I hadn’t done anything crazy the night before. And I certainly don’t remember going to bed with it. But to my confusion, I woke up with it the next morning – a blocked ear that has been making me so insane, I started to wonder if maybe that’s really why van Gogh rid himself of this appendage. I feel ya, Vince. This shit is not cool.
I didn’t worry too much at the beginning: it would surely unblock itself in a few days, I told myself. I could hear well enough with the right one. How bad could it be? Elton John answered the question. In an attempt to ignore the pain the blockage was causing, I cued up Goodbye Yellow Brick Road (that album is amazing; don’t judge me). It sounded completely distorted, as though the instruments were out of tune. It was pretty freaky.
I tried calling a friend to explain the situation but the sound of my own voice was grating. Was I being broadcast by transistor radio?
And so, as is the case with many people when they are ill, I tried home remedies and soliciting medical advice from friends and family. None of them worked, so I thought I’d talk to Google about it. It went as you’d expect:
Erica: I have a blocked ear. Everything is ringing. This hurts! Help!
Google: Okay, let’s check that out for you.
Erica: Thanks.
Google: That’s either an infection, wax, or a tumour.
Erica: Wait! What? What’s that last part?
Google: Oh, yeah, sorry. We don’t have more information about that. But check out this cool design we put on our main page. FUN, right?
Erica: I hate you.
Search engine terror aside, this nuisance actually came at a good time. First, there’s the fact that horror movie music has been a lot creepier since, to my ears, it sounded like it was being played off a warped record –very Halloween-y. More importantly though, it reminded me of an injury I sustained a few years ago– a disc herniation. It was awful. This ear problem in no way compares with the neck pain I endured during that time. The one thing they do have in common is invisibility; you wouldn’t be able to tell I was hurting just by looking at me. Unless I was wearing my neck brace post-injury, you wouldn’t know anything was wrong, though the pain was so bad I often cried privately because of it.
That experience and this more recent one taught me that there’s really no way to tell what kind of pain the people we commute with, work with, barely know, or know very well, are actually living with. It was a reminder to be nicer when I can, to give others the benefit of the doubt and to try to make compassion a habit, because really, there’s no way for me to truly gauge how other people are feeling.
It was also a gentle reminder to show some gratitude. While waiting at a walk-in clinic, my thoughts turned towards someone I know who is living with MS. I thought about how have to deal with its complications every day, about how there’s currently no cure. I thought about their brave family who has watched them deteriorate over the years.

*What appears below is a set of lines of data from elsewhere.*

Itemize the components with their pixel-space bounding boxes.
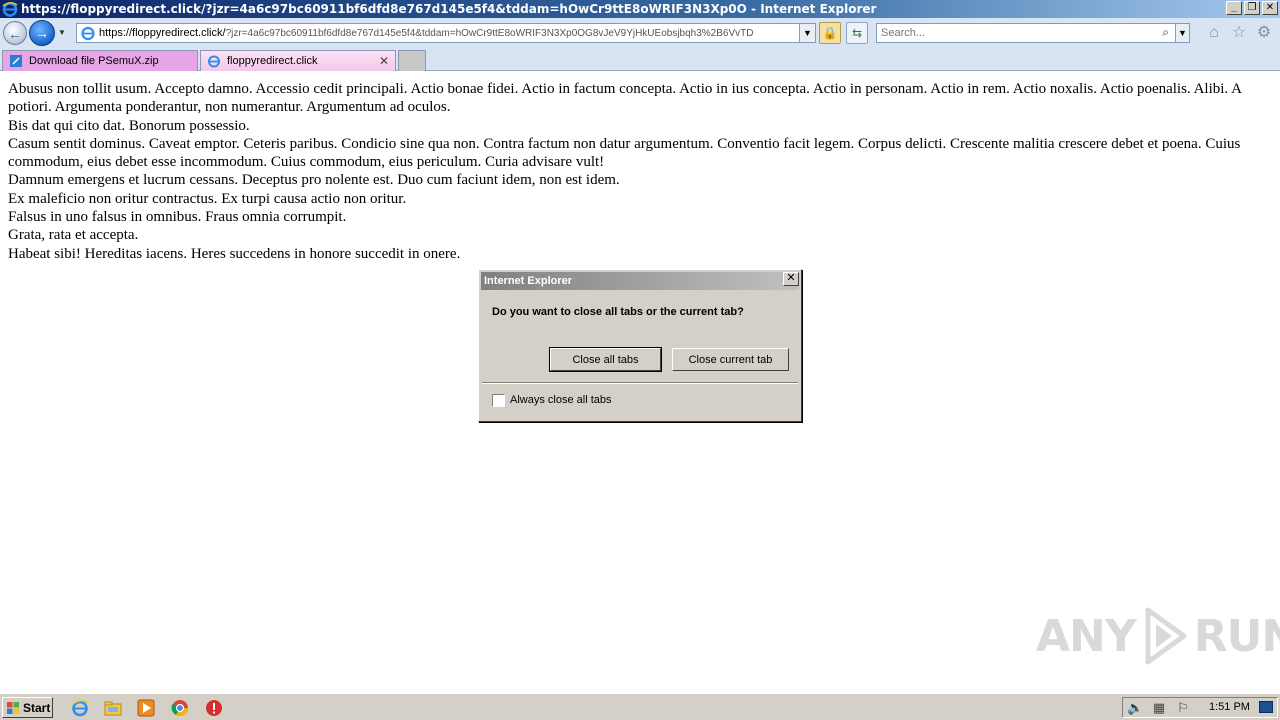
tab-close-icon[interactable]: ✕: [379, 54, 389, 68]
search-input[interactable]: [877, 24, 1147, 42]
content-paragraph: Grata, rata et accepta.: [8, 227, 139, 244]
chrome-icon[interactable]: [171, 699, 189, 717]
watermark-text-right: RUN: [1193, 610, 1280, 662]
dialog-question: Do you want to close all tabs or the cur…: [492, 306, 744, 318]
content-paragraph: Ex maleficio non oritur contractus. Ex t…: [8, 190, 407, 207]
window-controls: _ ❐ ✕: [1226, 1, 1278, 15]
window-titlebar: https://floppyredirect.click/?jzr=4a6c97…: [0, 0, 1280, 18]
anyrun-watermark: ANY RUN: [1036, 606, 1280, 666]
play-logo-icon: [1145, 607, 1187, 665]
content-paragraph: Bis dat qui cito dat. Bonorum possessio.: [8, 117, 250, 134]
content-paragraph: Casum sentit dominus. Caveat emptor. Cet…: [8, 135, 1241, 171]
home-icon[interactable]: ⌂: [1205, 24, 1223, 42]
close-tabs-dialog: Internet Explorer ✕ Do you want to close…: [478, 269, 802, 422]
dialog-title: Internet Explorer: [481, 272, 799, 290]
always-close-label[interactable]: Always close all tabs: [510, 394, 612, 406]
content-paragraph: Falsus in uno falsus in omnibus. Fraus o…: [8, 209, 347, 226]
media-player-icon[interactable]: [137, 699, 155, 717]
tab-label: floppyredirect.click: [227, 55, 318, 67]
ie-tab-icon: [208, 55, 220, 68]
content-paragraph: Damnum emergens et lucrum cessans. Decep…: [8, 172, 620, 189]
watermark-text-left: ANY: [1036, 610, 1137, 662]
ie-icon[interactable]: [71, 699, 89, 717]
taskbar: Start 🔈 ▦ ⚐ 1:51 PM: [0, 693, 1280, 720]
windows-flag-icon: [7, 701, 19, 714]
lock-icon[interactable]: 🔒: [819, 22, 841, 44]
address-bar[interactable]: https://floppyredirect.click/ ?jzr=4a6c9…: [76, 23, 816, 43]
content-paragraph: Habeat sibi! Hereditas iacens. Heres suc…: [8, 245, 461, 262]
forward-icon: →: [35, 25, 49, 41]
tools-gear-icon[interactable]: ⚙: [1255, 24, 1273, 42]
flag-icon[interactable]: ⚐: [1175, 700, 1191, 716]
explorer-folder-icon[interactable]: [104, 699, 122, 717]
new-tab-button[interactable]: [398, 50, 426, 71]
network-icon[interactable]: ▦: [1151, 700, 1167, 716]
minimize-button[interactable]: _: [1226, 1, 1242, 15]
window-title: https://floppyredirect.click/?jzr=4a6c97…: [21, 2, 877, 16]
refresh-icon[interactable]: ⇆: [846, 22, 868, 44]
search-dropdown-chevron-icon[interactable]: ▼: [1175, 24, 1189, 42]
navigation-bar: ← → ▼ https://floppyredirect.click/ ?jzr…: [0, 18, 1280, 48]
ie-logo-icon: [2, 2, 18, 17]
start-label: Start: [23, 700, 51, 715]
address-host: https://floppyredirect.click/: [99, 27, 226, 39]
start-button[interactable]: Start: [2, 697, 53, 718]
recent-pages-chevron-icon[interactable]: ▼: [58, 28, 68, 38]
dialog-separator: [482, 382, 798, 384]
back-button[interactable]: ←: [3, 21, 27, 45]
show-desktop-icon[interactable]: [1259, 701, 1273, 713]
forward-button[interactable]: →: [29, 20, 55, 46]
close-current-tab-button[interactable]: Close current tab: [672, 348, 789, 371]
address-dropdown-chevron-icon[interactable]: ▼: [799, 24, 815, 42]
download-tab-icon: [10, 55, 22, 67]
tab-label: Download file PSemuX.zip: [29, 55, 159, 67]
page-content: Abusus non tollit usum. Accepto damno. A…: [8, 80, 1258, 263]
tab-floppyredirect[interactable]: floppyredirect.click ✕: [200, 50, 396, 71]
content-paragraph: Abusus non tollit usum. Accepto damno. A…: [8, 81, 1242, 116]
close-all-tabs-button[interactable]: Close all tabs: [549, 347, 662, 372]
tab-download-file[interactable]: Download file PSemuX.zip: [2, 50, 198, 71]
tab-bar: Download file PSemuX.zip floppyredirect.…: [0, 48, 1280, 71]
restore-button[interactable]: ❐: [1244, 1, 1260, 15]
system-tray: 🔈 ▦ ⚐ 1:51 PM: [1122, 697, 1278, 718]
address-query: ?jzr=4a6c97bc60911bf6dfd8e767d145e5f4&td…: [225, 27, 754, 39]
dialog-close-icon[interactable]: ✕: [783, 272, 799, 286]
always-close-checkbox[interactable]: [492, 394, 505, 407]
favorites-star-icon[interactable]: ☆: [1230, 24, 1248, 42]
volume-icon[interactable]: 🔈: [1127, 700, 1143, 716]
clock[interactable]: 1:51 PM: [1209, 701, 1250, 713]
stop-icon[interactable]: [205, 699, 223, 717]
close-window-button[interactable]: ✕: [1262, 1, 1278, 15]
search-icon[interactable]: ⌕: [1162, 25, 1169, 40]
search-box[interactable]: ⌕ ▼: [876, 23, 1190, 43]
back-icon: ←: [8, 26, 22, 42]
page-ie-icon: [81, 26, 95, 41]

I thought about how ridiculous it was that I was so worried about my ear when for this person, getting out of bed every morning is a struggle. I took a moment to send some good thoughts their way.
I often waver between extreme guilt regarding the mountains of privilege I benefit from daily and wanting everything to be better, faster, more, as though this is the sign of a life well-lived. Ear Blockage 2013 was just what I needed to remind me to be grateful for every minuscule thing I don’t take the time to notice. Maybe gratitude, irrespective of circumstances, is a more accurate sign.
Holla back if you’re feelin’ me. Or not. I’m not sure I’d hear you anyway.